Au bout de quelques années, Aïda s’impose sur la scène de la aïta et passe à l’étape supérieure. Elle devient “Tebbâa”, la chef des chikhate sur scène, et recrute au passage des disciples auxquelles elle enseigne l’art du chant et de la danse à l’ancienne. “Elle était une école, les chikhate buvaient ses paroles avant de former leur propre groupe. C’est le cas de Chikha L’hammounia, Chikha Aïcha ou encore Chikha Khadija”, explique son ancienne disciple, Chikha Fatima Chahba.
Du poison dans son lait
Même sa principale concurrente sur scène, Fatna Bent Lhoucine, plus connue du grand public, lui donne du crédit, tout en conservant une rivalité courtoise. “Quand on se croisait, on se saluait cordialement, mais ça s’arrêtait là”, explique-t-elle. Quant à sa fille unique, Wafaa, elle argue fièrement : “Ma mère, c’était le top. A l’époque, elle avait peur de la malédiction présagée par ses frères, donc elle ne passait jamais à la télévision, contrairement à Fatna Bent Lhoucine”, précise-t-elle. Le succès grandissant de la chikha n’empêche pas ses frères, farouchement opposés à la vie choisie par leur sœur, de lui mettre des bâtons dans les roues. L’un d’eux manque de la lapider sur scène, un autre tente même de l’assassiner par empoisonnement : “Il a mis du poison dans mon lait caillé, mais hamdoullah je l’ai échappé belle”, confie Aïda. “Pour moi, c’était étonnant parce que j’aimais faire la fête, danser et m’amuser, ils ne pouvaient rien contre ma volonté, mais au final ils ont fini par s’y faire”, poursuit-elle.

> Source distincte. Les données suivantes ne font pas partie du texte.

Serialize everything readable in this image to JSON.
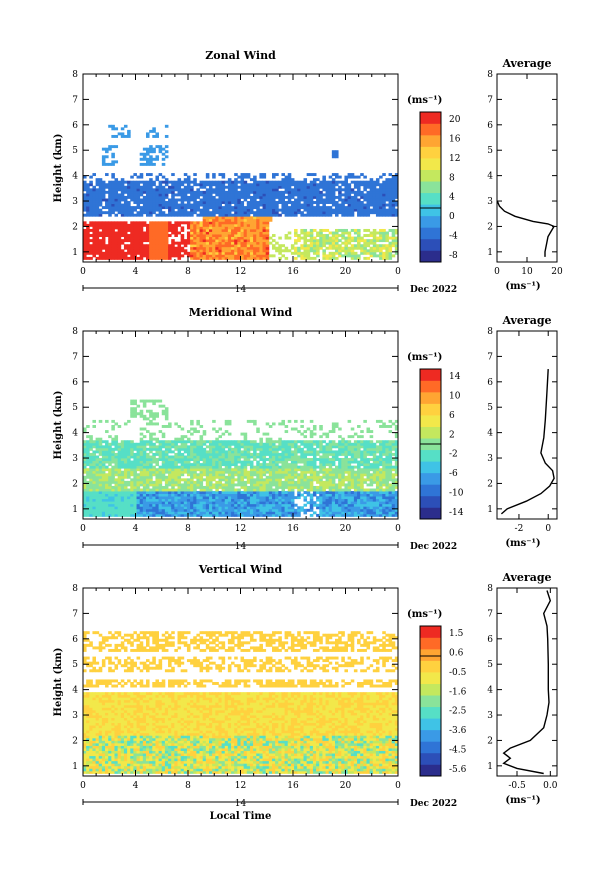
{
  "chart_data": [
    {
      "type": "heatmap",
      "title": "Zonal Wind",
      "ylabel": "Height (km)",
      "xlabel": "",
      "x_ticks": [
        "0",
        "4",
        "8",
        "12",
        "16",
        "20",
        "0"
      ],
      "y_ticks": [
        "1",
        "2",
        "3",
        "4",
        "5",
        "6",
        "7",
        "8"
      ],
      "xlim": [
        0,
        24
      ],
      "ylim": [
        0.6,
        8
      ],
      "date_label": "14",
      "month_label": "Dec 2022",
      "colorbar": {
        "unit": "(ms⁻¹)",
        "ticks": [
          "20",
          "16",
          "12",
          "8",
          "4",
          "0",
          "-4",
          "-8"
        ],
        "range": [
          -10,
          22
        ]
      },
      "profile": {
        "title": "Average",
        "xlabel": "(ms⁻¹)",
        "x_ticks": [
          "0",
          "10",
          "20"
        ],
        "xlim": [
          0,
          20
        ],
        "heights": [
          0.8,
          1.0,
          1.3,
          1.6,
          1.8,
          2.0,
          2.1,
          2.2,
          2.4,
          2.6,
          2.8,
          3.0
        ],
        "values": [
          16,
          16,
          16.5,
          17,
          18,
          19,
          17,
          12,
          6,
          2.5,
          0.8,
          0.1
        ]
      },
      "bands": [
        {
          "label": "upper westward layer",
          "x": [
            0,
            24
          ],
          "y": [
            2.3,
            3.9
          ],
          "value": -4
        },
        {
          "label": "strong low-level eastward flow",
          "x": [
            0,
            11.5
          ],
          "y": [
            0.7,
            2.2
          ],
          "value": 20
        },
        {
          "label": "eastward jet core",
          "x": [
            8,
            14.5
          ],
          "y": [
            0.7,
            2.6
          ],
          "value": 16
        },
        {
          "label": "weak eastward afternoon flow",
          "x": [
            15,
            24
          ],
          "y": [
            0.9,
            1.9
          ],
          "value": 8
        }
      ]
    },
    {
      "type": "heatmap",
      "title": "Meridional Wind",
      "ylabel": "Height (km)",
      "xlabel": "",
      "x_ticks": [
        "0",
        "4",
        "8",
        "12",
        "16",
        "20",
        "0"
      ],
      "y_ticks": [
        "1",
        "2",
        "3",
        "4",
        "5",
        "6",
        "7",
        "8"
      ],
      "xlim": [
        0,
        24
      ],
      "ylim": [
        0.6,
        8
      ],
      "date_label": "14",
      "month_label": "Dec 2022",
      "colorbar": {
        "unit": "(ms⁻¹)",
        "ticks": [
          "14",
          "10",
          "6",
          "2",
          "-2",
          "-6",
          "-10",
          "-14"
        ],
        "range": [
          -16,
          16
        ]
      },
      "profile": {
        "title": "Average",
        "xlabel": "(ms⁻¹)",
        "x_ticks": [
          "-2",
          "0"
        ],
        "xlim": [
          -3.5,
          0.6
        ],
        "heights": [
          0.8,
          1.0,
          1.3,
          1.6,
          1.9,
          2.2,
          2.5,
          2.8,
          3.2,
          3.8,
          4.5,
          5.5,
          6.5
        ],
        "values": [
          -3.2,
          -2.8,
          -1.5,
          -0.5,
          0.1,
          0.4,
          0.3,
          -0.2,
          -0.5,
          -0.3,
          -0.2,
          -0.1,
          0.0
        ]
      },
      "bands": [
        {
          "label": "weak southward upper layer",
          "x": [
            0,
            24
          ],
          "y": [
            2.6,
            3.7
          ],
          "value": -2
        },
        {
          "label": "northward mid layer",
          "x": [
            0,
            24
          ],
          "y": [
            1.6,
            2.6
          ],
          "value": 1
        },
        {
          "label": "strong southward near surface",
          "x": [
            4,
            24
          ],
          "y": [
            0.7,
            1.8
          ],
          "value": -8
        }
      ]
    },
    {
      "type": "heatmap",
      "title": "Vertical Wind",
      "ylabel": "Height (km)",
      "xlabel": "Local Time",
      "x_ticks": [
        "0",
        "4",
        "8",
        "12",
        "16",
        "20",
        "0"
      ],
      "y_ticks": [
        "1",
        "2",
        "3",
        "4",
        "5",
        "6",
        "7",
        "8"
      ],
      "xlim": [
        0,
        24
      ],
      "ylim": [
        0.6,
        8
      ],
      "date_label": "14",
      "month_label": "Dec 2022",
      "colorbar": {
        "unit": "(ms⁻¹)",
        "ticks": [
          "1.5",
          "0.6",
          "-0.5",
          "-1.6",
          "-2.5",
          "-3.6",
          "-4.5",
          "-5.6"
        ],
        "range": [
          -6,
          2
        ]
      },
      "profile": {
        "title": "Average",
        "xlabel": "(ms⁻¹)",
        "x_ticks": [
          "-0.5",
          "0.0"
        ],
        "xlim": [
          -0.8,
          0.1
        ],
        "heights": [
          0.7,
          0.9,
          1.1,
          1.3,
          1.5,
          1.7,
          2.0,
          2.5,
          3.0,
          3.5,
          4.0,
          5.0,
          6.0,
          6.5,
          7.0,
          7.5,
          7.9
        ],
        "values": [
          -0.1,
          -0.5,
          -0.7,
          -0.6,
          -0.7,
          -0.6,
          -0.3,
          -0.1,
          -0.05,
          -0.02,
          -0.03,
          -0.03,
          -0.04,
          -0.05,
          -0.1,
          0.0,
          -0.05
        ]
      },
      "bands": [
        {
          "label": "weak downward broad layer",
          "x": [
            0,
            24
          ],
          "y": [
            0.7,
            3.9
          ],
          "value": -0.5
        },
        {
          "label": "downward low-level streaks",
          "x": [
            1,
            24
          ],
          "y": [
            0.8,
            2.2
          ],
          "value": -1.6
        },
        {
          "label": "scattered upper echoes",
          "x": [
            0,
            24
          ],
          "y": [
            4.1,
            6.3
          ],
          "value": -0.3
        }
      ]
    }
  ]
}
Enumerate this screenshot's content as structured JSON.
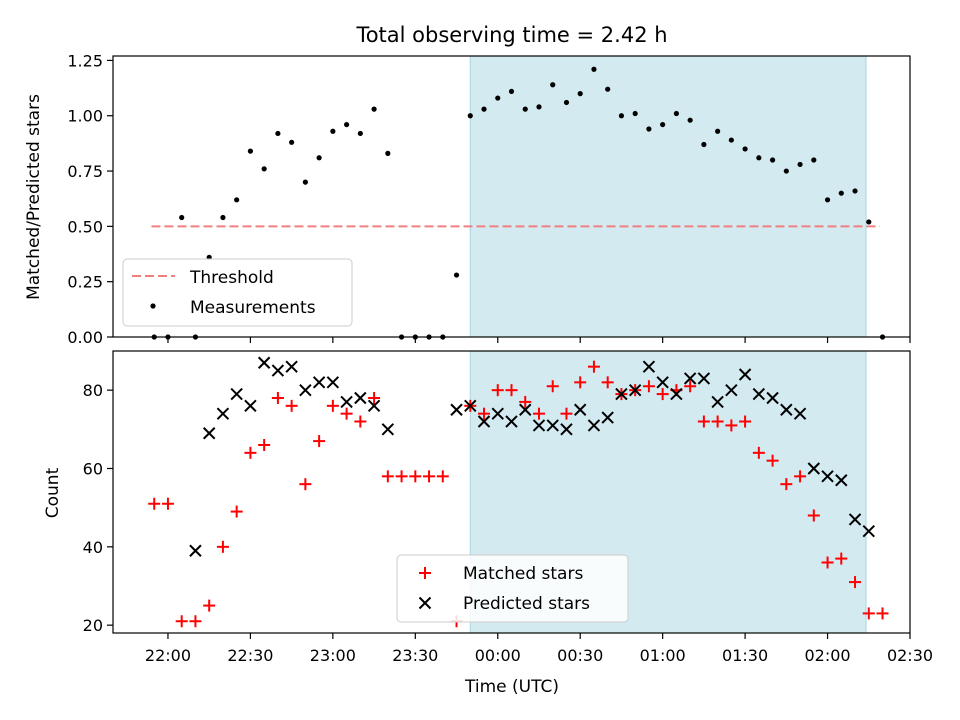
{
  "chart_data": [
    {
      "type": "scatter",
      "title": "Total observing time = 2.42 h",
      "ylabel": "Matched/Predicted stars",
      "ylim": [
        0,
        1.27
      ],
      "yticks": [
        "0.00",
        "0.25",
        "0.50",
        "0.75",
        "1.00",
        "1.25"
      ],
      "ytick_values": [
        0,
        0.25,
        0.5,
        0.75,
        1.0,
        1.25
      ],
      "xlim": [
        "21:40",
        "02:30"
      ],
      "shaded_region": [
        "23:50",
        "02:14"
      ],
      "shade_color": "#d3eaf1",
      "legend_position": "lower-left",
      "threshold": {
        "name": "Threshold",
        "value": 0.5,
        "x_range": [
          "21:54",
          "02:19"
        ],
        "color": "#f08080"
      },
      "series": [
        {
          "name": "Measurements",
          "color": "#000000",
          "points": [
            [
              "21:55",
              0.0
            ],
            [
              "22:00",
              0.0
            ],
            [
              "22:05",
              0.54
            ],
            [
              "22:10",
              0.0
            ],
            [
              "22:15",
              0.36
            ],
            [
              "22:20",
              0.54
            ],
            [
              "22:25",
              0.62
            ],
            [
              "22:30",
              0.84
            ],
            [
              "22:35",
              0.76
            ],
            [
              "22:40",
              0.92
            ],
            [
              "22:45",
              0.88
            ],
            [
              "22:50",
              0.7
            ],
            [
              "22:55",
              0.81
            ],
            [
              "23:00",
              0.93
            ],
            [
              "23:05",
              0.96
            ],
            [
              "23:10",
              0.92
            ],
            [
              "23:15",
              1.03
            ],
            [
              "23:20",
              0.83
            ],
            [
              "23:25",
              0.0
            ],
            [
              "23:30",
              0.0
            ],
            [
              "23:35",
              0.0
            ],
            [
              "23:40",
              0.0
            ],
            [
              "23:45",
              0.28
            ],
            [
              "23:50",
              1.0
            ],
            [
              "23:55",
              1.03
            ],
            [
              "00:00",
              1.08
            ],
            [
              "00:05",
              1.11
            ],
            [
              "00:10",
              1.03
            ],
            [
              "00:15",
              1.04
            ],
            [
              "00:20",
              1.14
            ],
            [
              "00:25",
              1.06
            ],
            [
              "00:30",
              1.1
            ],
            [
              "00:35",
              1.21
            ],
            [
              "00:40",
              1.12
            ],
            [
              "00:45",
              1.0
            ],
            [
              "00:50",
              1.01
            ],
            [
              "00:55",
              0.94
            ],
            [
              "01:00",
              0.96
            ],
            [
              "01:05",
              1.01
            ],
            [
              "01:10",
              0.98
            ],
            [
              "01:15",
              0.87
            ],
            [
              "01:20",
              0.93
            ],
            [
              "01:25",
              0.89
            ],
            [
              "01:30",
              0.85
            ],
            [
              "01:35",
              0.81
            ],
            [
              "01:40",
              0.8
            ],
            [
              "01:45",
              0.75
            ],
            [
              "01:50",
              0.78
            ],
            [
              "01:55",
              0.8
            ],
            [
              "02:00",
              0.62
            ],
            [
              "02:05",
              0.65
            ],
            [
              "02:10",
              0.66
            ],
            [
              "02:15",
              0.52
            ],
            [
              "02:20",
              0.0
            ]
          ]
        }
      ]
    },
    {
      "type": "scatter",
      "xlabel": "Time (UTC)",
      "ylabel": "Count",
      "ylim": [
        18,
        90
      ],
      "yticks": [
        "20",
        "40",
        "60",
        "80"
      ],
      "ytick_values": [
        20,
        40,
        60,
        80
      ],
      "xlim": [
        "21:40",
        "02:30"
      ],
      "xticks": [
        "22:00",
        "22:30",
        "23:00",
        "23:30",
        "00:00",
        "00:30",
        "01:00",
        "01:30",
        "02:00",
        "02:30"
      ],
      "shaded_region": [
        "23:50",
        "02:14"
      ],
      "shade_color": "#d3eaf1",
      "legend_position": "lower-center",
      "series": [
        {
          "name": "Matched stars",
          "color": "#ff0000",
          "marker": "plus",
          "points": [
            [
              "21:55",
              51
            ],
            [
              "22:00",
              51
            ],
            [
              "22:05",
              21
            ],
            [
              "22:10",
              21
            ],
            [
              "22:15",
              25
            ],
            [
              "22:20",
              40
            ],
            [
              "22:25",
              49
            ],
            [
              "22:30",
              64
            ],
            [
              "22:35",
              66
            ],
            [
              "22:40",
              78
            ],
            [
              "22:45",
              76
            ],
            [
              "22:50",
              56
            ],
            [
              "22:55",
              67
            ],
            [
              "23:00",
              76
            ],
            [
              "23:05",
              74
            ],
            [
              "23:10",
              72
            ],
            [
              "23:15",
              78
            ],
            [
              "23:20",
              58
            ],
            [
              "23:25",
              58
            ],
            [
              "23:30",
              58
            ],
            [
              "23:35",
              58
            ],
            [
              "23:40",
              58
            ],
            [
              "23:45",
              21
            ],
            [
              "23:50",
              76
            ],
            [
              "23:55",
              74
            ],
            [
              "00:00",
              80
            ],
            [
              "00:05",
              80
            ],
            [
              "00:10",
              77
            ],
            [
              "00:15",
              74
            ],
            [
              "00:20",
              81
            ],
            [
              "00:25",
              74
            ],
            [
              "00:30",
              82
            ],
            [
              "00:35",
              86
            ],
            [
              "00:40",
              82
            ],
            [
              "00:45",
              79
            ],
            [
              "00:50",
              80
            ],
            [
              "00:55",
              81
            ],
            [
              "01:00",
              79
            ],
            [
              "01:05",
              80
            ],
            [
              "01:10",
              81
            ],
            [
              "01:15",
              72
            ],
            [
              "01:20",
              72
            ],
            [
              "01:25",
              71
            ],
            [
              "01:30",
              72
            ],
            [
              "01:35",
              64
            ],
            [
              "01:40",
              62
            ],
            [
              "01:45",
              56
            ],
            [
              "01:50",
              58
            ],
            [
              "01:55",
              48
            ],
            [
              "02:00",
              36
            ],
            [
              "02:05",
              37
            ],
            [
              "02:10",
              31
            ],
            [
              "02:15",
              23
            ],
            [
              "02:20",
              23
            ]
          ]
        },
        {
          "name": "Predicted stars",
          "color": "#000000",
          "marker": "x",
          "points": [
            [
              "22:10",
              39
            ],
            [
              "22:15",
              69
            ],
            [
              "22:20",
              74
            ],
            [
              "22:25",
              79
            ],
            [
              "22:30",
              76
            ],
            [
              "22:35",
              87
            ],
            [
              "22:40",
              85
            ],
            [
              "22:45",
              86
            ],
            [
              "22:50",
              80
            ],
            [
              "22:55",
              82
            ],
            [
              "23:00",
              82
            ],
            [
              "23:05",
              77
            ],
            [
              "23:10",
              78
            ],
            [
              "23:15",
              76
            ],
            [
              "23:20",
              70
            ],
            [
              "23:45",
              75
            ],
            [
              "23:50",
              76
            ],
            [
              "23:55",
              72
            ],
            [
              "00:00",
              74
            ],
            [
              "00:05",
              72
            ],
            [
              "00:10",
              75
            ],
            [
              "00:15",
              71
            ],
            [
              "00:20",
              71
            ],
            [
              "00:25",
              70
            ],
            [
              "00:30",
              75
            ],
            [
              "00:35",
              71
            ],
            [
              "00:40",
              73
            ],
            [
              "00:45",
              79
            ],
            [
              "00:50",
              80
            ],
            [
              "00:55",
              86
            ],
            [
              "01:00",
              82
            ],
            [
              "01:05",
              79
            ],
            [
              "01:10",
              83
            ],
            [
              "01:15",
              83
            ],
            [
              "01:20",
              77
            ],
            [
              "01:25",
              80
            ],
            [
              "01:30",
              84
            ],
            [
              "01:35",
              79
            ],
            [
              "01:40",
              78
            ],
            [
              "01:45",
              75
            ],
            [
              "01:50",
              74
            ],
            [
              "01:55",
              60
            ],
            [
              "02:00",
              58
            ],
            [
              "02:05",
              57
            ],
            [
              "02:10",
              47
            ],
            [
              "02:15",
              44
            ]
          ]
        }
      ]
    }
  ]
}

Youssef, un voisin, se souvient : “C’était une perle, elle avait une aura qui inspirait le respect” et “quand, le matin, on faisait la queue chez Si Jilali pour acheter des beignets, son coursier passait avant tout le monde”. Sept kilos de beignets pour se remettre en marche après des soirées endiablées qui se terminent jusqu’à pas d’heure. Aïda aime alors recevoir chez elle. Chikha Fatima Chahba atteste aussi de “la maison tout le temps pleine de hbab (amis)”.
Sa popularité a dépassé les frontières de la région de Safi, au point que même le général Ahmed Dlimi l’a conviée pour des soirées privées ou publiques. “On était à notre apogée et surtout fières”, nous confie Aïda. Une apogée que la mort de Cheikh Daâbaji, en 1997, a stoppé, en précipitant sa sortie de la scène. Après 40 ans de aâyoute, Chikha Aïda a déposé le micro.